In a September 2013 article addressing some of the critical money mistakes people make, Consumer Reports Money Adviser said one big mistake is buying into the myth that “if my broker recommends a stock, mutual fund, or other security, she has my best interests in mind.”
According to Consumer Reports, what you may not know could definitely hurt you:
“Brokers are required to follow only the ‘suitability’ standard. … But they don’t have to observe the stricter ‘fiduciary’ standard, which requires professionals to put your interests above their own and to disclose any potential conflicts of interest. That means their recommendations might be based on the size of the commission they can earn.”
In contrast, advisors like Adam Financial Associates, Inc. are RIAs (or Registered Investment Advisors), and must operate under the stricter “fiduciary” standard.
One thing is clear. The fiduciary standard sets the professional bar much higher.

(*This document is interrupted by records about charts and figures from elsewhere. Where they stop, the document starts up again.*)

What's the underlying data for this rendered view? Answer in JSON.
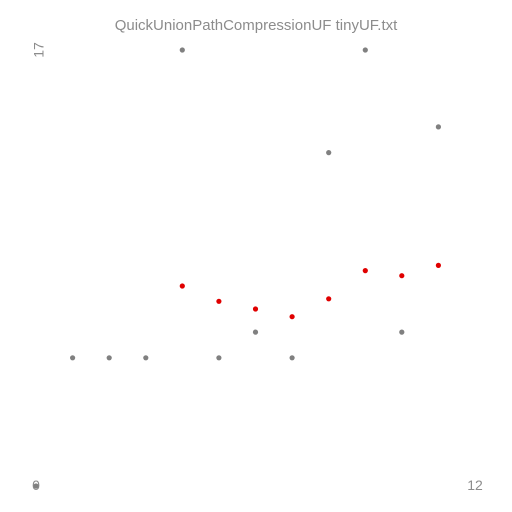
{
  "chart_data": {
    "type": "scatter",
    "title": "QuickUnionPathCompressionUF tinyUF.txt",
    "xlabel": "",
    "ylabel": "",
    "xlim": [
      0,
      12
    ],
    "ylim": [
      0,
      17
    ],
    "tick_labels": {
      "x_min": "0",
      "x_max": "12",
      "y_max": "17"
    },
    "grid": false,
    "series": [
      {
        "color": "#808080",
        "points": [
          [
            0,
            0
          ],
          [
            1,
            5
          ],
          [
            2,
            5
          ],
          [
            3,
            5
          ],
          [
            4,
            17
          ],
          [
            5,
            5
          ],
          [
            6,
            6
          ],
          [
            7,
            5
          ],
          [
            8,
            13
          ],
          [
            9,
            17
          ],
          [
            10,
            6
          ],
          [
            11,
            14
          ]
        ]
      },
      {
        "color": "#e00000",
        "points": [
          [
            4,
            7.8
          ],
          [
            5,
            7.2
          ],
          [
            6,
            6.9
          ],
          [
            7,
            6.6
          ],
          [
            8,
            7.3
          ],
          [
            9,
            8.4
          ],
          [
            10,
            8.2
          ],
          [
            11,
            8.6
          ]
        ]
      }
    ]
  }
}
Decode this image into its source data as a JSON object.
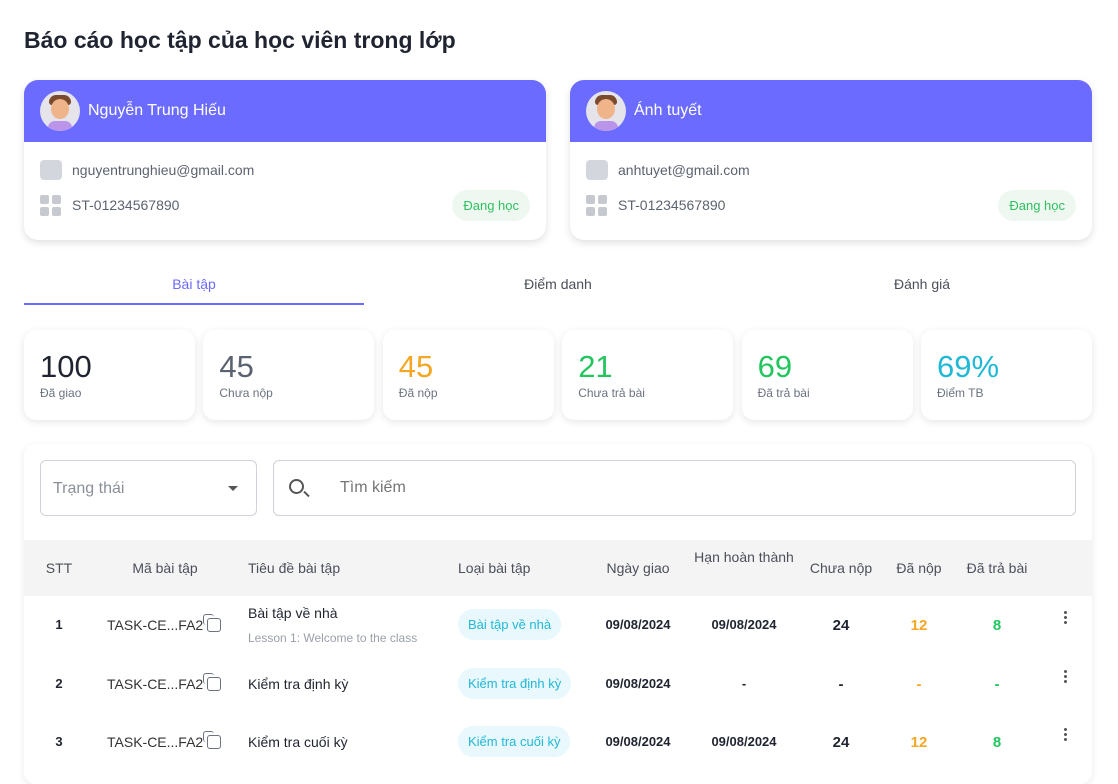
{
  "title": "Báo cáo học tập của học viên trong lớp",
  "students": [
    {
      "name": "Nguyễn Trung Hiếu",
      "email": "nguyentrunghieu@gmail.com",
      "id": "ST-01234567890",
      "status": "Đang học"
    },
    {
      "name": "Ánh tuyết",
      "email": "anhtuyet@gmail.com",
      "id": "ST-01234567890",
      "status": "Đang học"
    }
  ],
  "tabs": [
    "Bài tập",
    "Điểm danh",
    "Đánh giá"
  ],
  "stats": [
    {
      "value": "100",
      "label": "Đã giao",
      "color": "#1f2430"
    },
    {
      "value": "45",
      "label": "Chưa nộp",
      "color": "#5c6370"
    },
    {
      "value": "45",
      "label": "Đã nộp",
      "color": "#f5a623"
    },
    {
      "value": "21",
      "label": "Chưa trả bài",
      "color": "#22c55e"
    },
    {
      "value": "69",
      "label": "Đã trả bài",
      "color": "#22c55e"
    },
    {
      "value": "69%",
      "label": "Điểm TB",
      "color": "#1fb8d6"
    }
  ],
  "filter": {
    "status_placeholder": "Trạng thái",
    "search_placeholder": "Tìm kiếm"
  },
  "table": {
    "headers": [
      "STT",
      "Mã bài tập",
      "Tiêu đề bài tập",
      "Loại bài tập",
      "Ngày giao",
      "Hạn hoàn thành",
      "Chưa nộp",
      "Đã nộp",
      "Đã trả bài"
    ],
    "rows": [
      {
        "stt": "1",
        "code": "TASK-CE...FA2",
        "title": "Bài tập về nhà",
        "subtitle": "Lesson 1: Welcome to the class",
        "type": "Bài tập về nhà",
        "assigned": "09/08/2024",
        "due": "09/08/2024",
        "not_submitted": "24",
        "submitted": "12",
        "returned": "8"
      },
      {
        "stt": "2",
        "code": "TASK-CE...FA2",
        "title": "Kiểm tra định kỳ",
        "subtitle": "",
        "type": "Kiểm tra định kỳ",
        "assigned": "09/08/2024",
        "due": "-",
        "not_submitted": "-",
        "submitted": "-",
        "returned": "-"
      },
      {
        "stt": "3",
        "code": "TASK-CE...FA2",
        "title": "Kiểm tra cuối kỳ",
        "subtitle": "",
        "type": "Kiểm tra cuối kỳ",
        "assigned": "09/08/2024",
        "due": "09/08/2024",
        "not_submitted": "24",
        "submitted": "12",
        "returned": "8"
      }
    ]
  }
}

Financial advisors are divided into two camps. “On the one side are the banks, brokerages and insurance companies whose business models include use of sales commissions and other practices that can create conflicts with clients’ interests. On the other side are the registered investment advisers, who are already held to a fiduciary standard that obliges them to act always in their clients’ best interests,” wrote Corrie Driebusch of the Wall Street Journal in July.
Here’s a valuable tip from Consumer Reports:
Before hiring an investment professional, ask them whether they operate under a fiduciary standard so you can make sure they put your interests first.